Several signification changes occurred also in 2011. A 120-room Hampton Inn & Suites opened alongside several new retailers and restaurants, including PetSmart, World Market, Tony Sacco’s Coal Oven Pizza (closed in 2013), Smokey Bone’s (closed in 2018), Subway and Verizon. The mall's Cold War bomb shelter was converted into underground parking for hotel guests.

It was announced that Experience, Parmida Homes and Torrid would be moving into the lifestyle center by the end of the year. Construction began on new buildings for BlackFinn Ameripub, @The Children’s Place (returning from previous mall), Charming Charlie and Panera.

In early 2013, Chef Rodelio Aglibot and his partners opened E+O (Earth and Ocean) Food and Drink in Randhurst Village.
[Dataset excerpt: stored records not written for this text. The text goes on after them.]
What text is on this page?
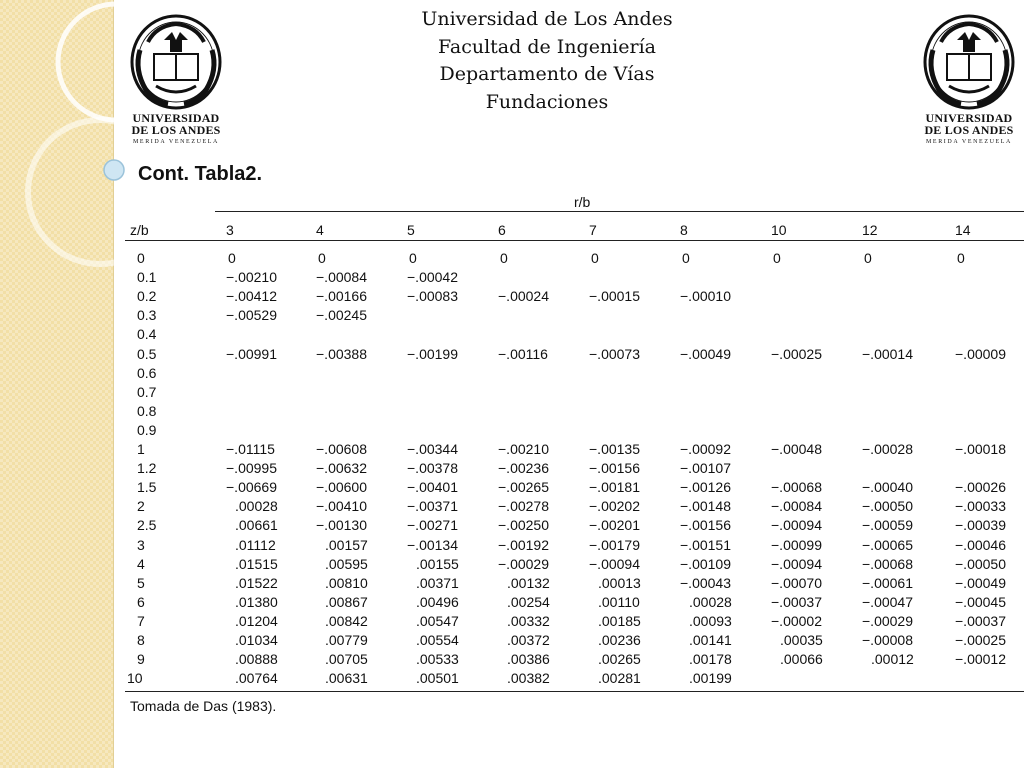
UNIVERSIDAD
DE LOS ANDES
MERIDA VENEZUELA
UNIVERSIDAD
DE LOS ANDES
MERIDA VENEZUELA
Universidad de Los Andes
Facultad de Ingeniería
Departamento de Vías
Fundaciones
Cont. Tabla2.
r/b
z/b	3	4	5	6	7	8	10	12	14
0	0	0	0	0	0	0	0	0	0
0.1	−.00210	−.00084	−.00042
0.2	−.00412	−.00166	−.00083	−.00024	−.00015	−.00010
0.3	−.00529	−.00245
0.4
0.5	−.00991	−.00388	−.00199	−.00116	−.00073	−.00049	−.00025	−.00014	−.00009
0.6
0.7
0.8
0.9
1	−.01115	−.00608	−.00344	−.00210	−.00135	−.00092	−.00048	−.00028	−.00018
1.2	−.00995	−.00632	−.00378	−.00236	−.00156	−.00107
1.5	−.00669	−.00600	−.00401	−.00265	−.00181	−.00126	−.00068	−.00040	−.00026
2	.00028	−.00410	−.00371	−.00278	−.00202	−.00148	−.00084	−.00050	−.00033
2.5	.00661	−.00130	−.00271	−.00250	−.00201	−.00156	−.00094	−.00059	−.00039
3	.01112	.00157	−.00134	−.00192	−.00179	−.00151	−.00099	−.00065	−.00046
4	.01515	.00595	.00155	−.00029	−.00094	−.00109	−.00094	−.00068	−.00050
5	.01522	.00810	.00371	.00132	.00013	−.00043	−.00070	−.00061	−.00049
6	.01380	.00867	.00496	.00254	.00110	.00028	−.00037	−.00047	−.00045
7	.01204	.00842	.00547	.00332	.00185	.00093	−.00002	−.00029	−.00037
8	.01034	.00779	.00554	.00372	.00236	.00141	.00035	−.00008	−.00025
9	.00888	.00705	.00533	.00386	.00265	.00178	.00066	.00012	−.00012
10	.00764	.00631	.00501	.00382	.00281	.00199
Tomada de Das (1983).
The restaurant closed in 2019.

After owning Randhurst for 23 years, JPMorgan Chase sold the 1 million-square-foot lifestyle center to New York-based DLC Management in 2015. At the time, it was the largest asset in DLC's portfolio.
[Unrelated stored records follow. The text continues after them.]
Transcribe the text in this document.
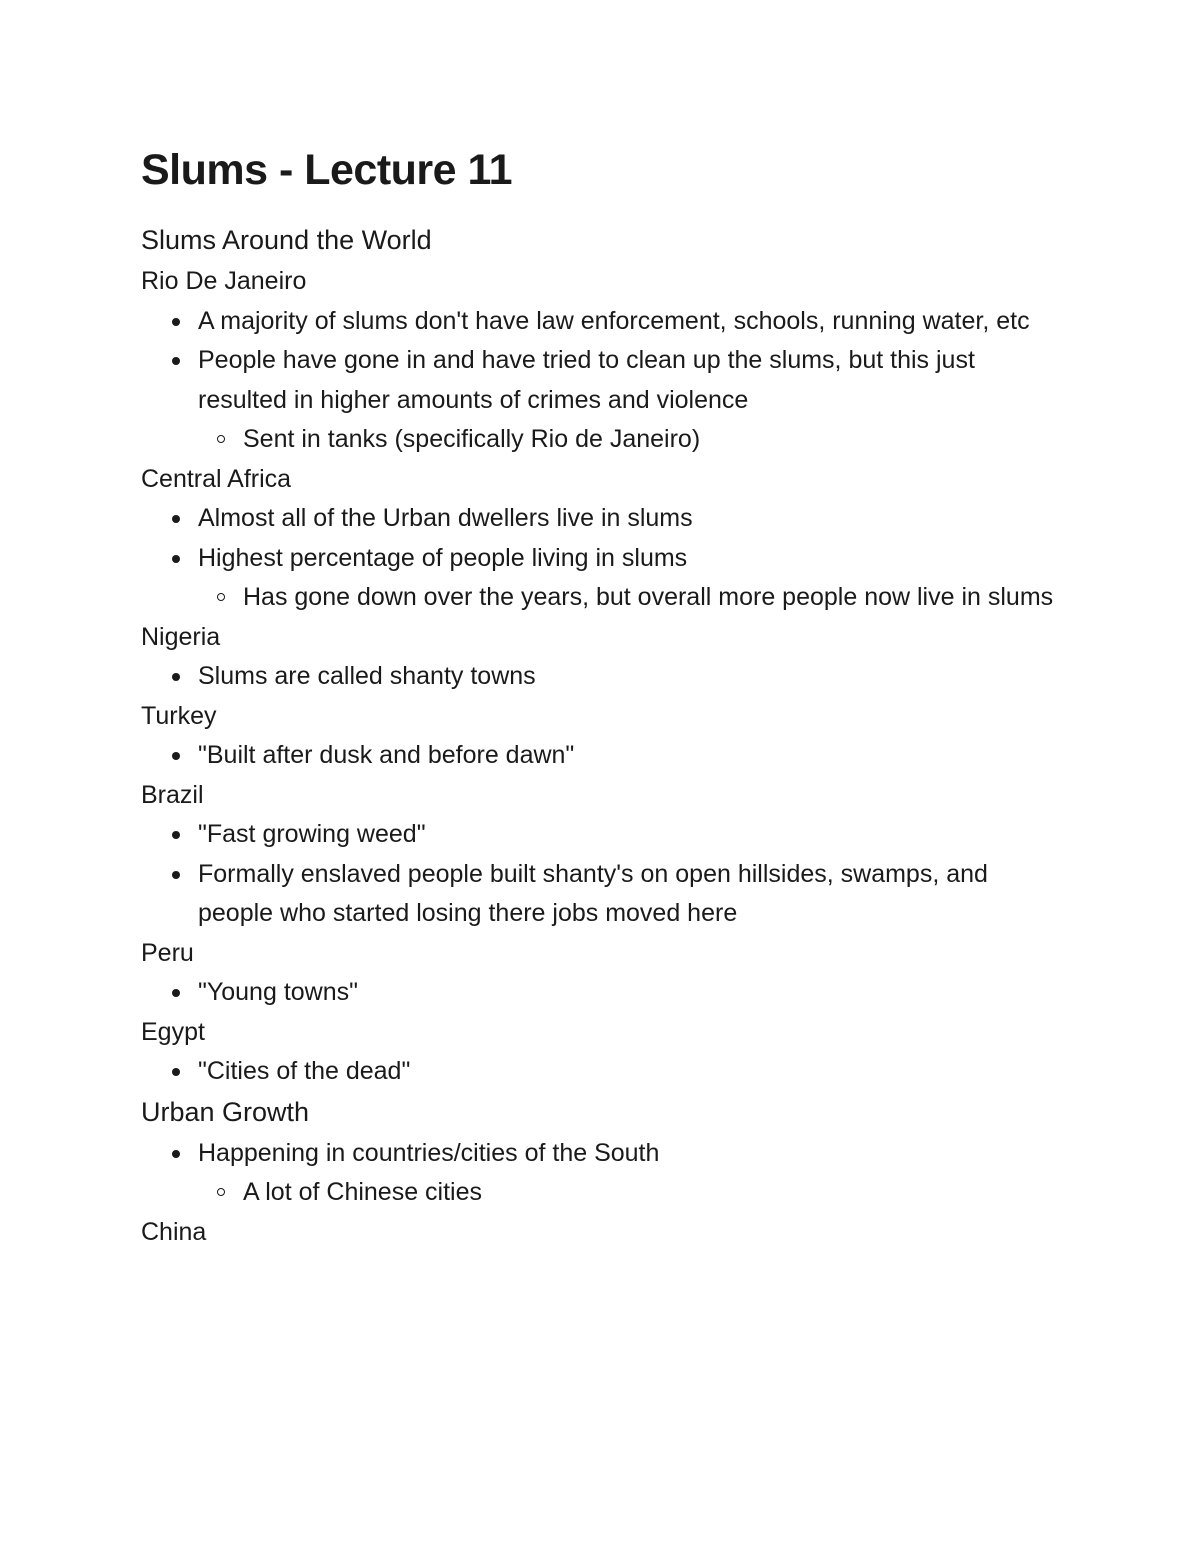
Slums - Lecture 11
Slums Around the World
Rio De Janeiro
A majority of slums don't have law enforcement, schools, running water, etc
People have gone in and have tried to clean up the slums, but this just resulted in higher amounts of crimes and violence
Sent in tanks (specifically Rio de Janeiro)
Central Africa
Almost all of the Urban dwellers live in slums
Highest percentage of people living in slums
Has gone down over the years, but overall more people now live in slums
Nigeria
Slums are called shanty towns
Turkey
"Built after dusk and before dawn"
Brazil
"Fast growing weed"
Formally enslaved people built shanty's on open hillsides, swamps, and people who started losing there jobs moved here
Peru
"Young towns"
Egypt
"Cities of the dead"
Urban Growth
Happening in countries/cities of the South
A lot of Chinese cities
China
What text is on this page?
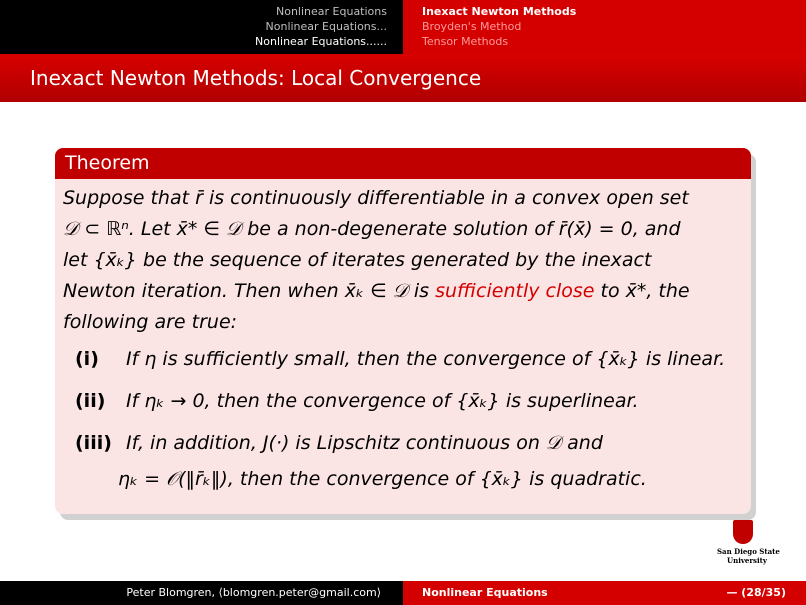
Nonlinear Equations
Nonlinear Equations...
Nonlinear Equations......
Inexact Newton Methods
Broyden's Method
Tensor Methods
Inexact Newton Methods: Local Convergence
Theorem
Suppose that r̄ is continuously differentiable in a convex open set
𝒟 ⊂ ℝⁿ. Let x̄* ∈ 𝒟 be a non-degenerate solution of r̄(x̄) = 0, and
let {x̄ₖ} be the sequence of iterates generated by the inexact
Newton iteration. Then when x̄ₖ ∈ 𝒟 is sufficiently close to x̄*, the
following are true:
(i) If η is sufficiently small, then the convergence of {x̄ₖ} is linear.
(ii) If ηₖ → 0, then the convergence of {x̄ₖ} is superlinear.
(iii) If, in addition, J(·) is Lipschitz continuous on 𝒟 and
ηₖ = 𝒪(‖r̄ₖ‖), then the convergence of {x̄ₖ} is quadratic.
San Diego State
University
Peter Blomgren, ⟨blomgren.peter@gmail.com⟩	Nonlinear Equations	— (28/35)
The Sports Authority closed due to Chapter 11 Bankruptcy in 2016. A portion of it was replaced by Michael's in 2017, while the remainder of the store was replaced by Designer Shoes Warehouse (DSW) in 2019.

On April 18, 2018, the Bon-Ton Stores, Inc. company (owner of Carson's) announced that all of its stores would go into liquidation. The Carson's store closed on August 29, 2018.

===2020s===
In January 2020, it was announced that the Bed Bath & Beyond store would close along, with 40 other stores in the United States and Canada.

In March 2022, HomeGoods opened in a corner of the former Carson’s store. In January 2024, Bath & Body Works opened. In September 2024, Planet Fitness opened inside former World Market store.

In November 2024, Macy's opened in the remainder of the former Carson's store.